Manchete: Queda do preço do petróleo alivia balança e Petrobras

A cotação internacional do barril caiu abaixo da barreira dos US$ 100 pela primeira vez em 16 meses. Com excesso de produção global, instituições como o Banco Mundial estão reduzindo suas projeções de longo prazo. Importadores de petróleo e derivados, o Brasil e sua maior empresa se beneficiam, no curto prazo, com custos menores. (Págs. 8 e 9)

Mantega avisou que não fica, afirma Dilma

Além de explicar a decisão de montar nova equipe econômica caso reeleita, a presidenta Dilma Rousseff sugeriu que Marina Silva e Aécio Neves “olhem para os seus telhados”. Para Aécio, as denúncias sobre a Petrobras equivalem a um novo mensalão. Pág. 5)

PT aprova termos da fusão com Oi

Em assembleia em Portugal, foram aprovadas as novas condições para a união dos negócios das operadoras. A participação dos acionistas da tele portuguesa na CorpCo, empresa resultante da operação, será de 25,6%, contra os 37,3% originais. (Pág. 12)

Deus salve a Escócia

A dez dias do referendo, os partidários da independência escocesa assumiram a frente nas pesquisas, sob protesto dos defensores do Reino Unido. O Tesouro já calcula a divisão das reservas em ouro, e a libra caiu ao menor nível desde 2013. (Págs. 26 e 27)

PMDB pode levar 5 estados no 1º turno 

As pesquisas de intenção de voto apontam 11 estados com chances de definir seus governadores em 5 de outubro. Maior derrota dos peemedebistas pode vir do Maranhão. (Pág. 3)

Mosaico Político – Gilberto Nascimento

PT : PMDB E AÉCIO SÃO ALIADOS

O PT espera que as revelações do ex-diretor da Petrobras Paulo Roberto Costa — que denunciou supostos beneficiários de um esquema de corrupção na estatal — não causem prejuízos eleitorais apenas ao partido e sua base aliada. (Pág. 2)

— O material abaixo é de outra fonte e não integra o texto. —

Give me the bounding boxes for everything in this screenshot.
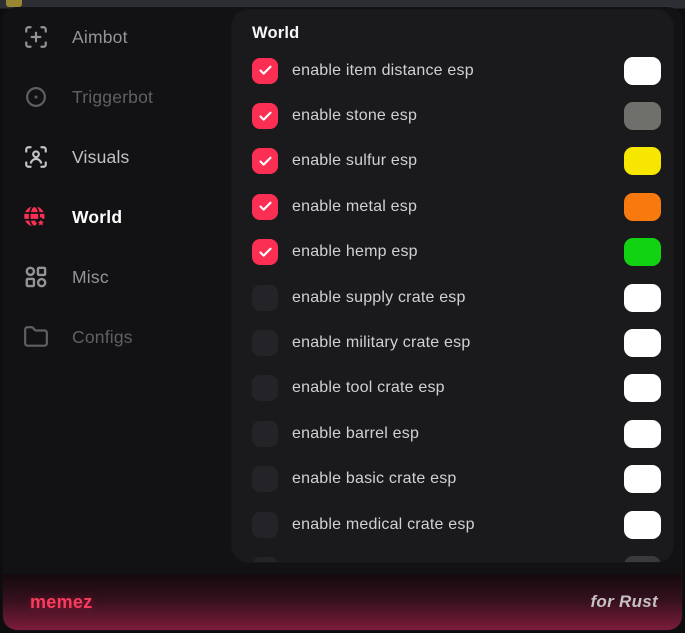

O mercado como ele é… Luiz Sérgio Guimarães

RUMOR DISPARA DÓLAR E JUROS

Nem os profissionais mais tarimbados se sentiram à vontade ontem. Sob efeito de múltiplas e complexas variáveis, de difícil interpretação, os mercados financeiros operaram com intensa volatilidade e incerteza. (Pág. 23)

Ponto Final – Octávio Costa

O PT REFORÇA O TIME

O presidente nacional do PT, Rui Falcão, sabe tudo de jornalismo. Entre os anos 70 e 80, trabalhou na “Folha de S.Paulo” e no “Jornal da Tarde” e foi diretor de redação da revista “Exame”, da Editora Abril. Ontem, teve de usar sua experiência para rebater uma informação explosiva sobre a campanha da presidente Dilma Rousseff. (Pág. 32)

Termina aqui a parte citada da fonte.